ただ、一般的にアルバイトはその雇用形態の性質上、どうしても他者に置き換え可能な単純作業が中心となってしまうという特徴はあります。そして転職市場における周りからもそういった評価をされがちです。したがって、一般的にはそこでの経験がその後に生きる可能性は低い、ということになるわけです。
「一般的に」と2回も書いたのは、多くのケースがそうである一方で、すべてそうかというと、そんなことはないからです。実際に私の友人知人でも、アルバイトや派遣社員から始めて正社員になったり、はたまた上場企業の幹部をしている人間も複数います。アルバイトとして採用された会社で頭角を現し、勤務先に請われて正社員になった、というケースが大半です。

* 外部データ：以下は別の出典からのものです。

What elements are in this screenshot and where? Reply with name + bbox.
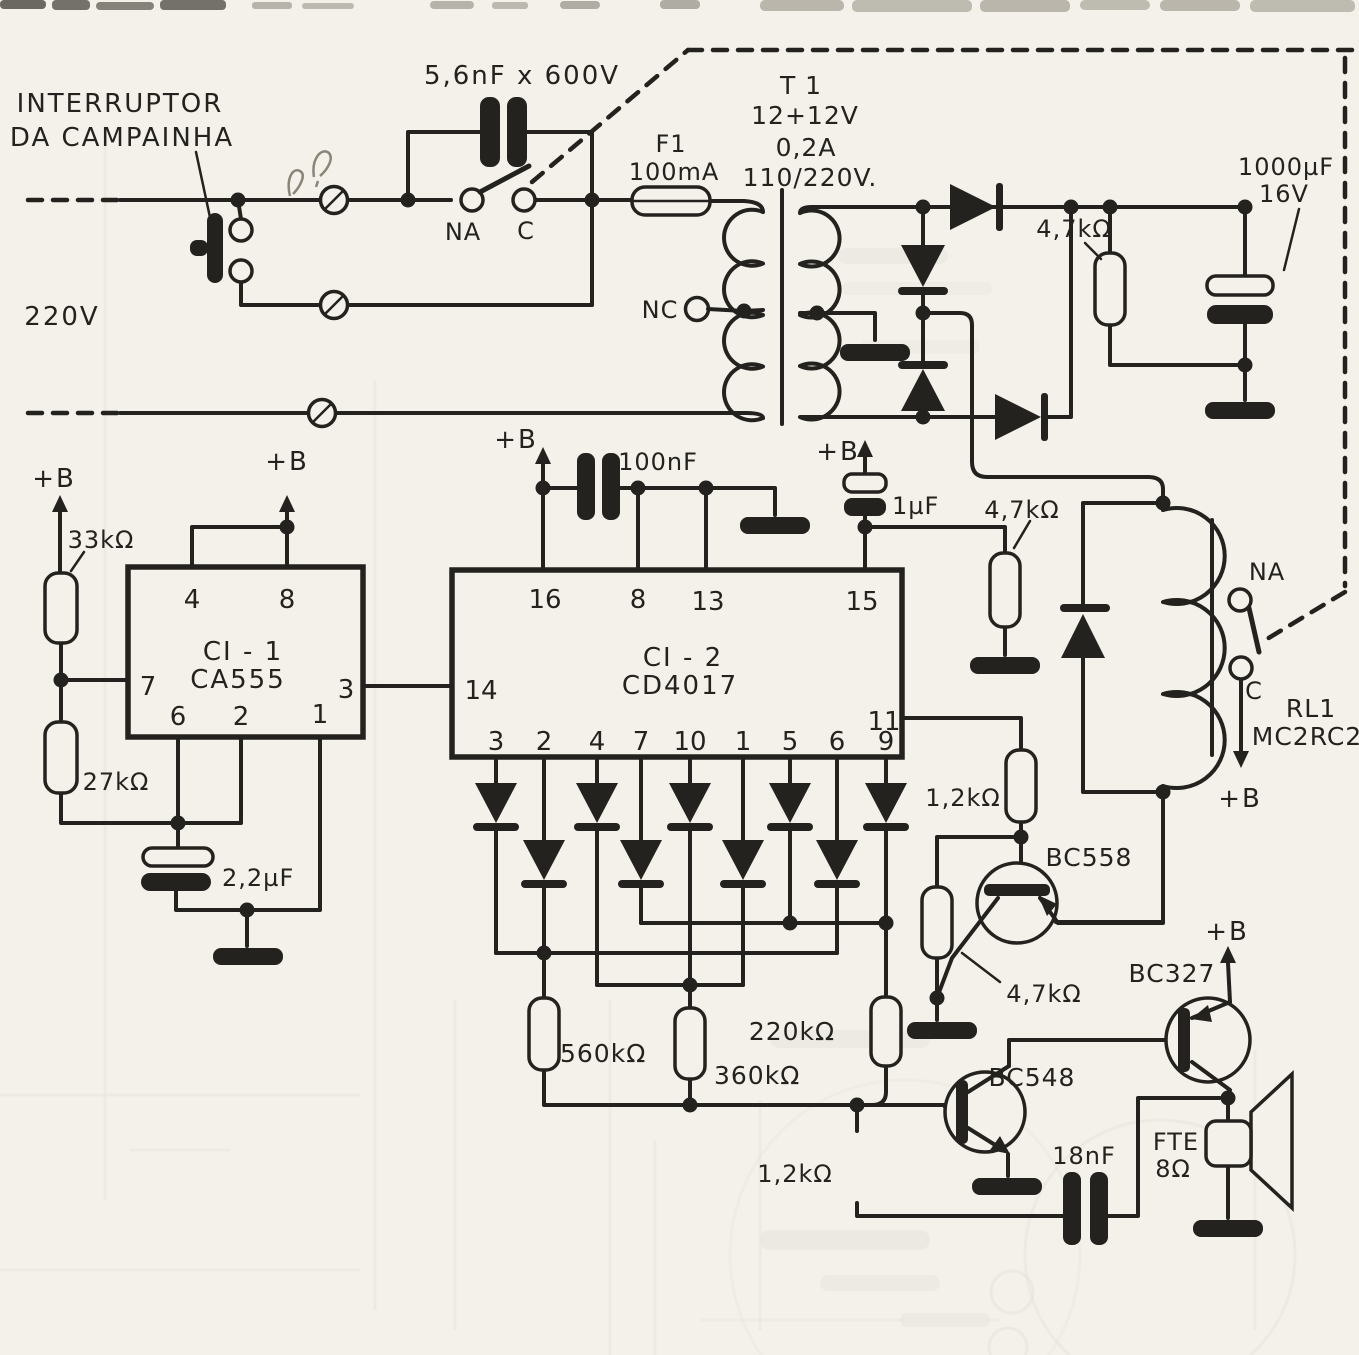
resistor-4k7-bias-label: 4,7kΩ: [1006, 980, 1081, 1008]
bc548-label: BC548: [989, 1063, 1076, 1092]
relay-contact-mirror-switch: [461, 166, 535, 211]
transformer-secondary-label: 12+12V: [751, 101, 859, 130]
ic1-designator-label: CI - 1: [203, 637, 283, 667]
coupling-capacitor: [1063, 1172, 1108, 1245]
doorbell-circuit-schematic: INTERRUPTOR DA CAMPAINHA 220V 5,6nF x 60…: [0, 0, 1359, 1355]
ic1-part-label: CA555: [190, 665, 286, 695]
bell-switch-label-line2: DA CAMPAINHA: [10, 123, 234, 153]
ic1-pin3: 3: [338, 675, 355, 705]
reset-capacitor: [844, 474, 886, 516]
coupling-cap-label: 18nF: [1052, 1142, 1116, 1170]
relay-na-label: NA: [1249, 558, 1285, 586]
supply-label: +B: [494, 425, 538, 455]
resistor-220k: [871, 997, 901, 1066]
ic1-pin7: 7: [140, 672, 157, 702]
resistor-27k-label: 27kΩ: [83, 768, 150, 796]
resistor-1k2-relay-label: 1,2kΩ: [925, 784, 1000, 812]
ic2-pin14: 14: [464, 676, 497, 706]
decoupling-cap-label: 100nF: [618, 448, 698, 476]
counter-section: CI - 2 CD4017 16 8 13 15 14 11 3 2 4 7 1…: [452, 425, 1060, 757]
rectifier-diode: [950, 184, 996, 230]
relay-part-label: MC2RC2: [1252, 722, 1359, 751]
ic1-pin8: 8: [279, 585, 296, 615]
suppression-cap-label: 5,6nF x 600V: [424, 61, 620, 91]
supply-label: +B: [1205, 917, 1249, 947]
ground-bar: [970, 657, 1040, 674]
relay-contact-c: [1230, 657, 1252, 679]
screw-terminal: [321, 292, 348, 319]
resistor-27k: [45, 722, 77, 793]
ic2-pin2: 2: [536, 727, 553, 757]
resistor-1k2-relay: [1006, 750, 1036, 822]
supply-arrow: [279, 495, 295, 512]
label-callout: [71, 552, 84, 571]
supply-label: +B: [265, 447, 309, 477]
transistor-bc327: [1166, 998, 1250, 1098]
relay-c-label: C: [1245, 677, 1263, 705]
ic1-pin6: 6: [170, 702, 187, 732]
speaker-impedance-label: 8Ω: [1155, 1155, 1191, 1183]
fuse: [632, 187, 710, 215]
ic2-part-label: CD4017: [622, 671, 738, 701]
ground-bar: [1193, 1220, 1263, 1237]
mains-input-section: INTERRUPTOR DA CAMPAINHA 220V 5,6nF x 60…: [10, 61, 763, 427]
label-callout: [196, 152, 211, 222]
switch-c-label: C: [517, 217, 535, 245]
label-callout: [962, 953, 1000, 982]
ic2-pin3: 3: [488, 727, 505, 757]
pencil-scribble: [289, 170, 303, 196]
supply-arrow: [52, 495, 68, 512]
resistor-4k7-bias: [922, 887, 952, 958]
bc558-label: BC558: [1046, 843, 1133, 872]
bell-pushbutton: [190, 213, 252, 283]
resistor-220k-label: 220kΩ: [749, 1017, 835, 1046]
filter-cap-voltage-label: 16V: [1259, 180, 1309, 208]
clamp-diode-lower: [901, 369, 945, 411]
resistor-560k: [529, 998, 559, 1070]
ic2-pin10: 10: [673, 727, 706, 757]
ic2-pin13: 13: [691, 587, 724, 617]
wires: [937, 503, 1241, 1020]
ic1-pin4: 4: [184, 585, 201, 615]
ic1-pin1: 1: [312, 700, 329, 730]
ic1-pin2: 2: [233, 702, 250, 732]
ic2-designator-label: CI - 2: [643, 643, 723, 673]
pencil-scribble: [313, 151, 330, 187]
bleeder-resistor: [1095, 253, 1125, 325]
filter-cap-label: 1000µF: [1238, 153, 1334, 181]
ground-bar: [840, 344, 910, 361]
reset-resistor: [990, 553, 1020, 627]
ic2-pin15: 15: [845, 587, 878, 617]
ic2-pin5: 5: [782, 727, 799, 757]
top-edge-print-remnants: [0, 0, 1355, 12]
relay-coil: [1163, 508, 1225, 788]
ic2-pin9: 9: [878, 727, 895, 757]
ic2-pin4: 4: [589, 727, 606, 757]
resistor-33k: [45, 573, 77, 643]
timing-capacitor: [141, 848, 213, 891]
label-callout: [1284, 209, 1299, 270]
ic2-pin16: 16: [528, 585, 561, 615]
ground-bar: [740, 517, 810, 534]
bc327-label: BC327: [1129, 959, 1216, 988]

このようなケースでは、雇用形態そのものはアルバイトという形ではあるものの、仕事内容は言われたことをこなすだけの機械的な作業の繰り返しではなく、自ら価値を創造するプロフェッショナル的仕事、という特徴があります。そしてその対象となる分野はプログラミング系、運送系、飲食系、事務系と非常に幅広いです。
正社員登用の制度や前例があるかどうか
アルバイトから正社員に登用されるには当然ながら、
1.仕事内容的に、個人としてどこでも通用するような経験やスキルがその仕事を通じて学ぶことができるか否か
2.アルバイトであったとしても実力次第で正社員に登用する制度やカルチャー(またはそういった前例)のある会社であるか否か
という2つの軸の見極めが大切であることは、言うまでもありません。
ちなみに偶然にも先月、日経新聞「私の履歴書」にて連載をされていらした吉野家ホールディングスの安部修仁会長も、同社のアルバイト出身であることを明かされておりましたね。
反対に、正社員のケースではどうでしょうか。
正社員というステータスのみでもって、その後、転職できるかというとそんなことはまったくありません。むしろアルバイトや派遣社員のように自身の今後のキャリアに対する健全な危機意識を持っていないケースが多く、「その後」の備えやいわゆる何かあったときの対処手段であるプランBの検討すらしたことがない、という人が非常に多いです。